The concerns of providers as well as patients, payers, pharmaceutical companies and policymakers must be addressed before AI can make positive contributions in healthcare, Halamka has contended.
CHAI’s efforts, although engendering participation from federal agencies, are primarily a first stab at building consensual guidance, Halamka says. “We are not making policy; we are not a lobbyist. We aim to convene government and academia in neutral forum, then derive what best practices are and synthesize that into a set of guidance,” he explains.
The popularized use of AI in the form of ChatGPT has spurred other calls for action. Most noticeably, the Future of Life Institute in late March circulated a letter calling for a pause on the training of artificial intelligence models larger than GPT-4 for six months.
The group’s concern is that AI developers are racing to roll out technology that cannot be understood, predicted or reliably controlled. While not singling out healthcare per se, the institute’s letter contends that “AI systems with human-competitive intelligence can pose profound risks to society and humanity,” which it says has been shown by research and “acknowledged by top AI labs.” Because such developers are racing to develop and deploy more powerful AI capabilities, it’s time to rein in development until mechanisms are created to assess risks and potential protections.

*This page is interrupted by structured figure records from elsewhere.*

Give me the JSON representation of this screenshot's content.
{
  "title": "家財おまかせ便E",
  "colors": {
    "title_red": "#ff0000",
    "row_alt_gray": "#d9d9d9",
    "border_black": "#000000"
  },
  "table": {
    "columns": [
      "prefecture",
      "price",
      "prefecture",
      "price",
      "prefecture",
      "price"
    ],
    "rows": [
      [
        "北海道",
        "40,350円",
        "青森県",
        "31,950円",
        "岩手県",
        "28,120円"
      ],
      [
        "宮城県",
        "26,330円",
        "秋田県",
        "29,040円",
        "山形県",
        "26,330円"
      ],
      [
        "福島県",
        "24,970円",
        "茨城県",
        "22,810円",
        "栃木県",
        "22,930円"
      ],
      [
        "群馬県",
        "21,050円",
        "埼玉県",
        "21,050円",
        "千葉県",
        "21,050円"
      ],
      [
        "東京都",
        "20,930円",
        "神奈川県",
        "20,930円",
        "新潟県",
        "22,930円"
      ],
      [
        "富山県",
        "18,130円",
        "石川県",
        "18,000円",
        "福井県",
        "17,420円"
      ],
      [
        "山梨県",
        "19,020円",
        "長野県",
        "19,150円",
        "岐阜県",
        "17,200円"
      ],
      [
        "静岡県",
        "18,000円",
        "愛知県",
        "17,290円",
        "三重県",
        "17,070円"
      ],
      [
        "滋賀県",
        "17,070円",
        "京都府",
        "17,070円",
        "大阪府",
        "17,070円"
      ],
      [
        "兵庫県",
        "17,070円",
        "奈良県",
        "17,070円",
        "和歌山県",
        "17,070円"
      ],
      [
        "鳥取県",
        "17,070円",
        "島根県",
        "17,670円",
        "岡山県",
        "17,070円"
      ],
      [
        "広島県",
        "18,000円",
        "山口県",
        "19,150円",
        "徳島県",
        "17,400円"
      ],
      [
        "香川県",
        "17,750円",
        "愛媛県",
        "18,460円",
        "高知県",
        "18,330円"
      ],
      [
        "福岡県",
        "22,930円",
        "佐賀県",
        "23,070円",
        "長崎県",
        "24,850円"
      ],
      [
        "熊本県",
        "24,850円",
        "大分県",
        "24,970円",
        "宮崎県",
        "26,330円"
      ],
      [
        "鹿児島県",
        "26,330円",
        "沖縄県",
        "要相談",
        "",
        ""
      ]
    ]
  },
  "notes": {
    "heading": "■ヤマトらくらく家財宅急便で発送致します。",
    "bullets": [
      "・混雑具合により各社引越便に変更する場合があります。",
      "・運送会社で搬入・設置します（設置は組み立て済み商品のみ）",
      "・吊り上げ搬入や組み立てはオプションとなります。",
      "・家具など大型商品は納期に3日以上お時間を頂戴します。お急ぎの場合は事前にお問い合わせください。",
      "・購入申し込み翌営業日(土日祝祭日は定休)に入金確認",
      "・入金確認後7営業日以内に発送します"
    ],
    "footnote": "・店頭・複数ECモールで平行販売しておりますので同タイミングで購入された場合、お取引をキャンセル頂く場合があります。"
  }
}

“Powerful AI systems should be developed only once we are confident that their effects will be positive and their risks will be manageable,” the letter states. “OpenAI's recent statement regarding artificial general intelligence, states that ‘At some point, it may be important to get independent review before starting to train future systems, and for the most advanced efforts to agree to limit the rate of growth of compute used for creating new models.’ We agree. That point is now.”
Calls for caution in healthcare
Those calls for reassessment of AI development are warranted, and the healthcare industry should take notice, says Kay Firth-Butterfield, executive director of the ED Centre for Trustworthy Technology, who has signed the Future of Life Institute’s letter.

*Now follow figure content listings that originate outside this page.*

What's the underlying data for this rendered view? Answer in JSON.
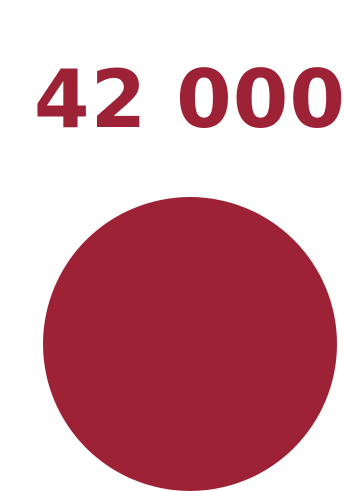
{
  "headline": {
    "value": "42 000"
  },
  "colors": {
    "accent": "#9e2236",
    "background": "#ffffff"
  },
  "graphic": {
    "shape": "circle"
  }
}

Taking part in a panel at HIMSS23 entitled, “Responsible AI: Prioritizing Patient Safety, Privacy and Ethical Considerations,” Firth-Butterfield notes questions remain around bias in the data fed to AI systems, informed consent, fairness, accountability and who’s at fault when something goes wrong.
“Although we talk a lot about concerns that there isn’t any regulation around AI, there is actually law out there” to govern it, she contends. “We have to think about accountability issues. If we’re going to use generative AI systems, what data are you going to share with those systems? The quality of data and where it comes from are pernicious challenges.”
Peter Lee, corporate vice president of research and incubation at Microsoft, acknowledges both the potential and concerns around AI. “There are some scary risks – there is a lot to learn. There are tremendous opportunities here, but significant risk that we don’t know about. The healthcare community needs to assertively own how to use this.”
“There are a lot of black box models in AI,” concurs Reid Blackman, the author of the newly released book “Ethical Machines” and founder and CEO of Virtue, a digital ethical risk consultancy. “ChatGPT-4 can be opaque in how it comes to a conclusion. So, what is the benchmark for safe deployment? Maybe we’re OK with magic that works – but if AI is making a cancer diagnosis, I need to know exactly why.”